We can only assume that the governors and premiers determined that it would be unfair to continue to hoard this wonderful resource in light of the case a community like Waukesha made to be able to continue its growth and development, even beyond its primary urban perimeter.
It’s not that the water is being sold; it’s being diverted and most of it will return to the Great Lakes as treated sewage, just like Chicago, Toronto, Buffalo, Cleveland, Thunder Bay, Sault Ste. Marie (both of them), Kingston, Belleville, Owen Sound and all Manitoulin Island communities on the North Channel and Lake Huron equipped with waste water treatment systems presently do.

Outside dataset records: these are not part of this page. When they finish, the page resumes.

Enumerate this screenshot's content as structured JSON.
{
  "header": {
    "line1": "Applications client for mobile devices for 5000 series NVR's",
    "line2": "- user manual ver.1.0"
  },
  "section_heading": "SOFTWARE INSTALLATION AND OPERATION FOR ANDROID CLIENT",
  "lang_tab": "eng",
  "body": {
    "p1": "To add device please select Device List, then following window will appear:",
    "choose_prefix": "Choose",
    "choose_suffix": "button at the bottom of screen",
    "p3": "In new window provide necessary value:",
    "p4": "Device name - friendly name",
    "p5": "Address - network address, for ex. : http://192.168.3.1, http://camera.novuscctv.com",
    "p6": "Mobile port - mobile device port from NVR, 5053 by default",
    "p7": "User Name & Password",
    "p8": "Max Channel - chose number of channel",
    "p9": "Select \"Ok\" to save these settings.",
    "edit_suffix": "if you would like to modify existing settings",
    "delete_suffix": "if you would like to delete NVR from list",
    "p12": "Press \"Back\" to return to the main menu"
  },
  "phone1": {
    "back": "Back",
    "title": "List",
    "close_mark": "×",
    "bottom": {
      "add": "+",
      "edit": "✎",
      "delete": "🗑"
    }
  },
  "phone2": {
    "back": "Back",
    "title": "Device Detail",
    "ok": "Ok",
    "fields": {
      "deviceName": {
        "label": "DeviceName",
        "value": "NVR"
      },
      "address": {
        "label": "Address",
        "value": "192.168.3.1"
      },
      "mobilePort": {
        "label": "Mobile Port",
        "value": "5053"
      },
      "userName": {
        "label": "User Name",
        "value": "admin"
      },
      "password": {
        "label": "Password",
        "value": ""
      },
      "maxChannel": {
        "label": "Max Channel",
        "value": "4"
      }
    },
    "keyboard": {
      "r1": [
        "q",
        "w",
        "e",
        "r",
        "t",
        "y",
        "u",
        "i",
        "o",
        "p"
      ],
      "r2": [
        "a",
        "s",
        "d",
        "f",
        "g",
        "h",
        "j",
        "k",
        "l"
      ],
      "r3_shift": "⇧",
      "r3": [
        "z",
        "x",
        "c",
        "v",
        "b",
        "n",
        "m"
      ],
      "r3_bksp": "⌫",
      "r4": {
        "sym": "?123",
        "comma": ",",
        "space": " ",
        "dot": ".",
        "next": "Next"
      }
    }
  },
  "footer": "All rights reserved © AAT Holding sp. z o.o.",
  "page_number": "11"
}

We are used to drinking and bathing and cooking with water that has passed through millions of kidneys and has been treated, disinfected and returned to source.
That is not the point of all the concerns that are being raised.
The point is, for future applications for diversion from any of the five Great Lakes, how far beyond the Great Lakes Basin will it be pumped and piped?
Will it be 50 km? 100 km? Half a continent?
In the current debate, Waukesha is committed to bearing the cost of pumping and piping in the diverted Lake Michigan water, treating the waste water and routing the treated water through a river system that brings it back to Lake Michigan, Lake Huron’s twin lake in terms of water levels.
It appears that we are going to have to live with this new arrangement.
What we should not have to live with, however, and the politicians we send to Ottawa, Queen’s Park and Quebec City should receive this message loudly, clearly and soon is, based on this precedent, the Great Lakes cannot be seen as a watering can for vast and thirsty areas of North America south of the 49th parallel.
We now will, within a decade, be sending some water beyond the Great Lakes Basin and we’ll be getting most of it back.
The precedent must be this but no more than this.
The Great Lakes is a unique repository of fresh water but it is, like most natural resources, not inexhaustible.
During the past 30 years, the levels of Lakes Huron and Michigan have fluctuated by as much as 10 feet and, only three years ago when these lakes’ official measure of depth finally dipped below chart datum, there was enormous concern among the residents of communities that border these two enormous bodies of water.
The water is coming back up now, but when it was low that had nothing to do with water diversions and much to do with the vagaries of nature, over which we have absolutely no control.
The Great Lakes Compact, both its American and Canadian delegates, must bear in mind the natural ebb and flow of these lakes when other application for water diversions are being considered.
At the very least, the rule that the water taken out of one of the Great Lakes must be returned to it must be honoured above all.